Neural paraphrasing by automatically crawled and aligned sentence pairs
- URL: http://arxiv.org/abs/2402.10558v1
- Date: Fri, 16 Feb 2024 10:40:38 GMT
- Title: Neural paraphrasing by automatically crawled and aligned sentence pairs
- Authors: Achille Globo and Antonio Trevisi and Andrea Zugarini and Leonardo
Rigutini and Marco Maggini and Stefano Melacci
- Abstract summary: The main obstacle toward neural-network-based paraphrasing is the lack of large datasets with aligned pairs of sentences and paraphrases.
We present a method for the automatic generation of large aligned corpora, that is based on the assumption that news and blog websites talk about the same events using different narrative styles.
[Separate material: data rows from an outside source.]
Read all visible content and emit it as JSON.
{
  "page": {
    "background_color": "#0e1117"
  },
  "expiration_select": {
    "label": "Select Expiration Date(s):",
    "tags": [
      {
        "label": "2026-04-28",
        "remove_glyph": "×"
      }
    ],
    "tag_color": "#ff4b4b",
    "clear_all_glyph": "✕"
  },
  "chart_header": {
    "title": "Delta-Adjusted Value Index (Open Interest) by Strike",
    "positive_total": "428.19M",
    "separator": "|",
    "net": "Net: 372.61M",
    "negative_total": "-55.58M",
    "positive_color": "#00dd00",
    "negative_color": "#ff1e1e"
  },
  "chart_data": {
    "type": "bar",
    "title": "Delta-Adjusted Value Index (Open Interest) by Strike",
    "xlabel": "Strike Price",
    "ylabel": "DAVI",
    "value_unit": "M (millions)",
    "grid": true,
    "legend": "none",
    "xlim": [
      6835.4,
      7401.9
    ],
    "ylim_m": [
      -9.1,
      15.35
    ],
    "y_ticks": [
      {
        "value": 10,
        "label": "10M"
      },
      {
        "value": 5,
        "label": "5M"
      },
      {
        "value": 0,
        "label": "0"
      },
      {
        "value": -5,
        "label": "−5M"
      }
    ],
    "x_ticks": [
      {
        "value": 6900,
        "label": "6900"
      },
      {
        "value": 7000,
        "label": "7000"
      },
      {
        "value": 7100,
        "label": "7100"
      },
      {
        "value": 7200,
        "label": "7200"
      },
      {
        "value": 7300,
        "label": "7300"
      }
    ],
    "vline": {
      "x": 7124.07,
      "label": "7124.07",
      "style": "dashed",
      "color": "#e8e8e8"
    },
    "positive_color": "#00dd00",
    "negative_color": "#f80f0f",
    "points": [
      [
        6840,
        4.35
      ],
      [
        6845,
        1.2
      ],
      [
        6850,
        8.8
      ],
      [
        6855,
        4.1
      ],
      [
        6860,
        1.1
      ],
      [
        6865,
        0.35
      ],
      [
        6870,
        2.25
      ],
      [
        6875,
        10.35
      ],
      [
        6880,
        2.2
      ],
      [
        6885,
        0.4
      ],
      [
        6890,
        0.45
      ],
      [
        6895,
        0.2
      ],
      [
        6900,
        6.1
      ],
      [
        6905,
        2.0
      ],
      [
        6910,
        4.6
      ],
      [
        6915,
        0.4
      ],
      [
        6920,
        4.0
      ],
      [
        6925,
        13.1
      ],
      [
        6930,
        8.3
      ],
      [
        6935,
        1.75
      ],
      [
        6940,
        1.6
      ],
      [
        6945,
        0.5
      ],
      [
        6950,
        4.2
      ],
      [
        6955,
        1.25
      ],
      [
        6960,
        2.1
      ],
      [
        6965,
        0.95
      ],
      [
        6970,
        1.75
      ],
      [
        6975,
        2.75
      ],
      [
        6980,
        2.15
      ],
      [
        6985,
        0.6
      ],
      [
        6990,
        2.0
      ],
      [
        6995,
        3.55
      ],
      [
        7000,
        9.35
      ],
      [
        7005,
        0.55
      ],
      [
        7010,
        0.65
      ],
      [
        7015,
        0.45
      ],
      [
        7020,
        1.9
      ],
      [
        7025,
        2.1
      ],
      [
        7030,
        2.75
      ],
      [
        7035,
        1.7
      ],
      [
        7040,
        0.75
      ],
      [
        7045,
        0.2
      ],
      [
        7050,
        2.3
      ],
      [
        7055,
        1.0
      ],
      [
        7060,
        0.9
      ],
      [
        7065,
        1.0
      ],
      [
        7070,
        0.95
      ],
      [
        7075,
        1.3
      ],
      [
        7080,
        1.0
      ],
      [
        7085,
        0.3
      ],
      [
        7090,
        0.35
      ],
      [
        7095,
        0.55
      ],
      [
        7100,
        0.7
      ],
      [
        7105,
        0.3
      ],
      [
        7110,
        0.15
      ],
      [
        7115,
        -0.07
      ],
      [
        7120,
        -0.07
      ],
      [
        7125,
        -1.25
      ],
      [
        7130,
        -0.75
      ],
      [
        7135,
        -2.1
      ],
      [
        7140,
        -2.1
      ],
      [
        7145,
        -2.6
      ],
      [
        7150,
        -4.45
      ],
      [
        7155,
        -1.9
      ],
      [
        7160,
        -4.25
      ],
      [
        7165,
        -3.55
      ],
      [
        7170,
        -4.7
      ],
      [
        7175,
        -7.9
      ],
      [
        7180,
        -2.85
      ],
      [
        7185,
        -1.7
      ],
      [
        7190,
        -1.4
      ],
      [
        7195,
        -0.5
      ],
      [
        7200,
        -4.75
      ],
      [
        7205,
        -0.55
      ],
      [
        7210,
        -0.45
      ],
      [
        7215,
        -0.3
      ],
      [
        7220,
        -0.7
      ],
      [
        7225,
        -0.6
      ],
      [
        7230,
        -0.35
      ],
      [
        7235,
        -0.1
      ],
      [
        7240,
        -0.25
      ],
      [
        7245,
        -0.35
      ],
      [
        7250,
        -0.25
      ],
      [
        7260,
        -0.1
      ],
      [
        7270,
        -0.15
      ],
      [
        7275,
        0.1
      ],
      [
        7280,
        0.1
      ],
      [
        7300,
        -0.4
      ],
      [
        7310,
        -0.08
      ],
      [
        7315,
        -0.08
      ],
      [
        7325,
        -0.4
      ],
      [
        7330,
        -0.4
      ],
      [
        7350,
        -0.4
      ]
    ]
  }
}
We propose a similarity search procedure with linguistic constraints that, given a reference sentence, is able to locate the most similar candidate paraphrases out from millions of indexed sentences.
- Score: 11.95795974003684
- License: http://arxiv.org/licenses/nonexclusive-distrib/1.0/
- Abstract: Paraphrasing is the task of re-writing an input text using other words,
without altering the meaning of the original content. Conversational systems
can exploit automatic paraphrasing to make the conversation more natural, e.g.,
talking about a certain topic using different paraphrases in different time
instants. Recently, the task of automatically generating paraphrases has been
approached in the context of Natural Language Generation (NLG). While many
existing systems simply consist in rule-based models, the recent success of the
Deep Neural Networks in several NLG tasks naturally suggests the possibility of
exploiting such networks for generating paraphrases. However, the main obstacle
toward neural-network-based paraphrasing is the lack of large datasets with
aligned pairs of sentences and paraphrases, that are needed to efficiently
train the neural models. In this paper we present a method for the automatic
generation of large aligned corpora, that is based on the assumption that news
and blog websites talk about the same events using different narrative styles.
We propose a similarity search procedure with linguistic constraints that,
given a reference sentence, is able to locate the most similar candidate
paraphrases out from millions of indexed sentences. The data generation process
is evaluated in the case of the Italian language, performing experiments using
pointer-based deep neural architectures.